Interview with 2022 Fiction Prize Judge K-Ming Chang

Indiana Review is accepting submissions for the fiction prize until March 31st. Read what this year’s prize judge, K-Ming Chang, author of the novel Bestiary and the forthcoming story collection Gods of Want, has to say about myth, queerness in her work, what excites her in reading fiction, and more in this interview with Fiction Editor, Sophie Stein.

And then don’t forget to send us your work!

Your fiction revolves organically around image and myth. How are those things intertwined with plot and character for you? How have they redefined what it means for you to tell a story?


I love this question so much! I’m always thinking of ways to tell a story that aren’t necessarily driven by conventional plot or purely forward movement: rather, I’m interested in the accumulation of imagery, using juxtaposition, and writing toward a sense of surprise, even if that means circling the same images again and again. Myth to me is about possibility and the juxtaposition of the sacred and the profane, as well as mixing together irreverence and reverence. Some of my favorite myths involve elements of the grotesque and crass, while at the same time containing the divine, and I think that the marrying of those elements influences how I write my characters and their relationships to their bodies and their surroundings. I also think that it’s redefined how I think about “action” in a story – I’m deeply interested in the imaginative life of the characters as much as in what they physically are doing.

Can you discuss the role queerness plays in your work? What are some hidden ways queerness operates in your prose?

I love this question too! I think that similar to myth, queerness to me is about possibility and speculation. It’s not something fixed to me, and there is so much queer literature that has shown me the possibilities of embodied writing, like Dorothy Allison’s Trash and Qiu Miaojin’s Notes of a Crocodile. I’m not sure if it’s necessarily hidden, but one thing that I’m interested in is expanding the definition of the erotic, beyond heteronormative definitions of what sex is. I’m interested in finding new language for intimacy, hunger, desire, seeking to find pleasure and horror and wonder in things that may be traditionally ignored or seen as illegible. 

What challenges you most about writing fiction? What do you find most rewarding? How does your fiction-writing benefit from your poetry practice, and vice versa?

Definitely structure, though really it’s an endless list of things! I’m always trying to find a shape for my fiction, because I tend to write first drafts without any paragraph breaks, so I have these massive, undifferentiated blocks of text. I always struggle with understanding what should be included in the story or what needs to find its own life elsewhere. I also enjoy the drafting process but really struggle to revise and revisit what I’ve written: I have an urge to immediately shove it away and never look at it again and instead move on to the next thing. And while following the language can lead me to wonderful and fascinating places in the writing, the language can also lead me astray, so a lot of times I’ll write sentences that sound interesting but ultimately mean nothing. In terms of what I find most rewarding, the drafting process is always so full of wonder and surprise and discovery. I also love that feeling of surprising myself with something unexpected that emerges from the story and realizing that this is why I’m writing. My poetry practice has taught me to follow the language, and to be playful on the page. Rather than thinking of every word as high stakes, I try to see language as something to explore and play with.
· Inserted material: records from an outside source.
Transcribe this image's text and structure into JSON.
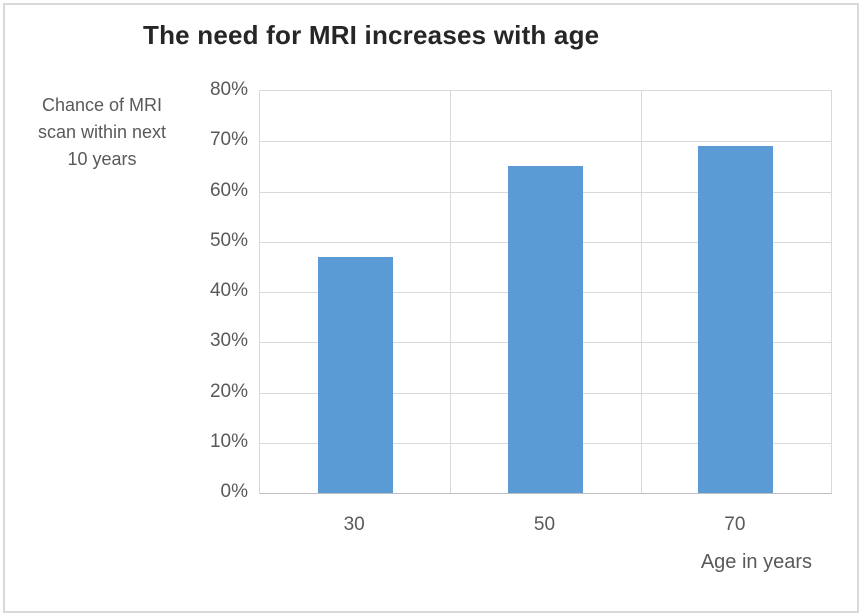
{
  "chart_data": {
    "type": "bar",
    "title": "The need for MRI increases with age",
    "ylabel": "Chance of MRI\nscan within next\n10 years",
    "xlabel": "Age in years",
    "categories": [
      "30",
      "50",
      "70"
    ],
    "values": [
      47,
      65,
      69
    ],
    "ylim": [
      0,
      80
    ],
    "ytick_step": 10,
    "yticks": [
      "0%",
      "10%",
      "20%",
      "30%",
      "40%",
      "50%",
      "60%",
      "70%",
      "80%"
    ],
    "grid": true,
    "legend": "none",
    "colors": {
      "bar": "#5B9BD5",
      "gridline": "#D9D9D9",
      "axis_line": "#BFBFBF",
      "axis_text": "#595959",
      "title_text": "#262626",
      "frame_border": "#D9D9D9",
      "background": "#FFFFFF"
    }
  }
}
When reading fiction, what excites you most and why?

I love reading fiction in translation, and it’s the majority of what I read. I find that it opens up all the possibilities of story structure and shows me what can be done, and I love to be surprised, similar to why I write. It’s always exciting to not know where a story is leading me, and to be fully immersed in its language and logic. It inspires me to take more risks and to follow my own instincts.

Do you have any upcoming projects you’re excited about?

I’m currently editing a novel titled ORGAN MEATS with my amazing editor, Nicole Counts. It’s definitely a book that’s surprised me, and every time I revisit a draft, it feels like I’m encountering a completely different story. It’s shapeshifting and amorphous, and there’s something about it that remains really mysterious to me, which is part of why I love working on it.


K-Ming Chang is a Kundiman fellow, a Lambda Literary Award finalist, and a National Book Foundation 5 Under 35 honoree. She is the author of the New York Times Book Review Editors’ Choice novel BESTIARY (One World/Random House, 2020), which was longlisted for the Center for Fiction First Novel Prize and the PEN/Faulkner Award. In 2021, her chapbook BONE HOUSE was published by Bull City Press. Her short story collection, GODS OF WANT, is forthcoming from One World, as well as a novel titled ORGAN MEATS.